Los Angeles, 1973. Child welfare officer Anna (Linda Cardellini) investigates the case of Patricia Alvarez (Patricia Velasquez) a troubled mother, who believes her kids are being targeted by the ghost of La Llorona, a wronged spouse who drowned her two children as revenge for husband’s cheating in 1673 Mexico. When Patricia’s kids are found dead, she passes on La Llorona’s curse to Anna’s two kids.
If the likes of The Witch, Hereditary, and Suspiria occupy the rarefied air of so-called ‘elevated horror’, the Conjuring franchise (currently standing at two Conjurings, two Annabelles and a Nun) represents the other end of the scale – simpler, more profitable scarefests that only have one aim: to frighten the bejesus out of you. The Curse Of La Llorona, the latest entry in the Conjuring series (the link is Annabelle’s Father Perez played by Tony Amendola), rides along with similar honest ambitions but doesn’t meet them in an over-familiar effort filled with pallid genre staples.
Following a prologue that establishes the legend of La Llorona — in 17th Century Mexico, a wife drowns her two kids to spite her cheating husband, her guilty ghost subsequently preying on children to replace her own — the set-up for the main 1973 story is pedestrian. Anna (Linda Cardellini), the widow of a cop, works too hard for child protection services and plonks her two kids in front of the TV watching Scooby Doo (a nice throwback to Cardellini’s role as Velma in the live-action version). She is pulled into a case where mother Patricia Alvarez (Patricia Velasquez) has boarded her two children in a cupboard. Anna frees them and puts them in care, where they mysteriously wind up dead by dawn. Holding Anna responsible, Alvarez rants about a supernatural force and passes the La Llorona curse on to Anna’s kids, believing their death might bring back her own children (do hexes work on a tit-for-tat basis?)

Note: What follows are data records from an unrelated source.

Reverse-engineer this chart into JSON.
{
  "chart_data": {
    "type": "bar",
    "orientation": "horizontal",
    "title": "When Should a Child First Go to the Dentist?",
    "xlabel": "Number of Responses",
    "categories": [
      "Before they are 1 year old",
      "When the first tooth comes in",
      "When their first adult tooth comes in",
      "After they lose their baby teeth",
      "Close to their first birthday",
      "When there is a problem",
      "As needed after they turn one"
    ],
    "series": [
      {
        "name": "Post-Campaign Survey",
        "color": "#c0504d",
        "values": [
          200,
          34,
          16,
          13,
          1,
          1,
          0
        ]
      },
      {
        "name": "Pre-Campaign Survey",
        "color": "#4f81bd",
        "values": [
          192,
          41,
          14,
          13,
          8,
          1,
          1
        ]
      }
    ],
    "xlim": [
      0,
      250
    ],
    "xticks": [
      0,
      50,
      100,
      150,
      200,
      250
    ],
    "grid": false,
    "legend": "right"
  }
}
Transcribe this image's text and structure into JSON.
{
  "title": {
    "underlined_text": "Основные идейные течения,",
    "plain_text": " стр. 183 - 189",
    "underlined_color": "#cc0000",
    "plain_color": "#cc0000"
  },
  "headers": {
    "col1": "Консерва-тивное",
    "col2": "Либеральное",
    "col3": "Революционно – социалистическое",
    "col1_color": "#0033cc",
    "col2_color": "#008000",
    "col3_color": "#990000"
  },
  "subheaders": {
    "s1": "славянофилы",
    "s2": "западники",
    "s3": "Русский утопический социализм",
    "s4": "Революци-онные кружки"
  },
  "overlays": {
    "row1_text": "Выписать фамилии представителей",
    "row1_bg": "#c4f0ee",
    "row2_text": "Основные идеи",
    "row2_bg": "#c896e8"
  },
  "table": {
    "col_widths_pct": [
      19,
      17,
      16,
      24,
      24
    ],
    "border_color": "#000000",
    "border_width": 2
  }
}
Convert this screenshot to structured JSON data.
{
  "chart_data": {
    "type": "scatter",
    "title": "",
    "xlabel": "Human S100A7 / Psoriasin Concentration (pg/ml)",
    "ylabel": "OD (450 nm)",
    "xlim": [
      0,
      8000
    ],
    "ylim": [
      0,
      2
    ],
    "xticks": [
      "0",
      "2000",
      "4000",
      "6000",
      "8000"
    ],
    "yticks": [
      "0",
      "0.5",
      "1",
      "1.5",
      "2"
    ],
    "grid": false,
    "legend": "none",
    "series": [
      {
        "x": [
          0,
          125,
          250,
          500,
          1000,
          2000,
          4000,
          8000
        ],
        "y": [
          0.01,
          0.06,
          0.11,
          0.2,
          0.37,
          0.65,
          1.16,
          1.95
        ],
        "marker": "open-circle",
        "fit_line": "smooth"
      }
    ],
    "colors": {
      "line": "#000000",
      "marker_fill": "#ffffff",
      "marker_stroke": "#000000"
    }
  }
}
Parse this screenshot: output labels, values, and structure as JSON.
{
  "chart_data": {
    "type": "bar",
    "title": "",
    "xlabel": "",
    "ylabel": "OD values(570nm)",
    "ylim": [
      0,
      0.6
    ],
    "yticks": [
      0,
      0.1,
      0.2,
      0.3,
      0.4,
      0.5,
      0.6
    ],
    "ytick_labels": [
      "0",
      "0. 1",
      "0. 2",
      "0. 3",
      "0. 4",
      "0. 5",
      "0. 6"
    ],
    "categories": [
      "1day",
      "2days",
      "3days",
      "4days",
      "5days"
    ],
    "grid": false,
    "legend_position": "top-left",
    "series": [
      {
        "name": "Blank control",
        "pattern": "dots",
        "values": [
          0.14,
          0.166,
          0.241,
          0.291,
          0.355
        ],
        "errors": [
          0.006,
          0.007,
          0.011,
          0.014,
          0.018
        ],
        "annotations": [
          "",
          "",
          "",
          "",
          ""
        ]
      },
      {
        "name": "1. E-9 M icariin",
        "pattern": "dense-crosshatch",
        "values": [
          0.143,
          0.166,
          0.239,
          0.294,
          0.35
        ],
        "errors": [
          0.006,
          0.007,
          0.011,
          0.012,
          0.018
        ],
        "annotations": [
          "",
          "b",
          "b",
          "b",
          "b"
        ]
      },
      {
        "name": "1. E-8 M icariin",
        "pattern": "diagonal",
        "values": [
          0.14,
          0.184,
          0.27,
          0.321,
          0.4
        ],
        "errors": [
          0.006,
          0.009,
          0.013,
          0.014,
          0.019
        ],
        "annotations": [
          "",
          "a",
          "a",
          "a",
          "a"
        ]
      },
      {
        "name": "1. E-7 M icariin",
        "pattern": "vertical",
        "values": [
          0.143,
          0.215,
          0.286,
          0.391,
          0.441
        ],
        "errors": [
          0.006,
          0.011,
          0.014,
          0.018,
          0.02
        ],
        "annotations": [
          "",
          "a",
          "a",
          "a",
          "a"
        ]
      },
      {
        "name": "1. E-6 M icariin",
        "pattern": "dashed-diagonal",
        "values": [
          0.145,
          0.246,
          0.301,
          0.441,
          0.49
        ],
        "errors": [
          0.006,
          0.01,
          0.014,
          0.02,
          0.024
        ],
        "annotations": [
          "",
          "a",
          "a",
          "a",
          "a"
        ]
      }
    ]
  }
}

What prevails is a deluge of ineffective jump scares (the Weeping Woman is a seen-that-done-that yellow-eyed bride crying jet black tears in a wedding dress), hoary old tropes (spooky kids in corridors with flickering lights) and a convenient use of spectral laws of physics (this ghost can wind down car windows). There is the odd effective moment — a creepy poltergeist hair-wash — and Better Call Saul’s Raymond Cruz turns up as a Latino exorcist, lending the picture a dry sense of deadpan humour. But, despite Cardellini’s best efforts, this is tired, hackneyed stuff, winding up in a final ghost vs. family showdown that fizzles rather than frightens.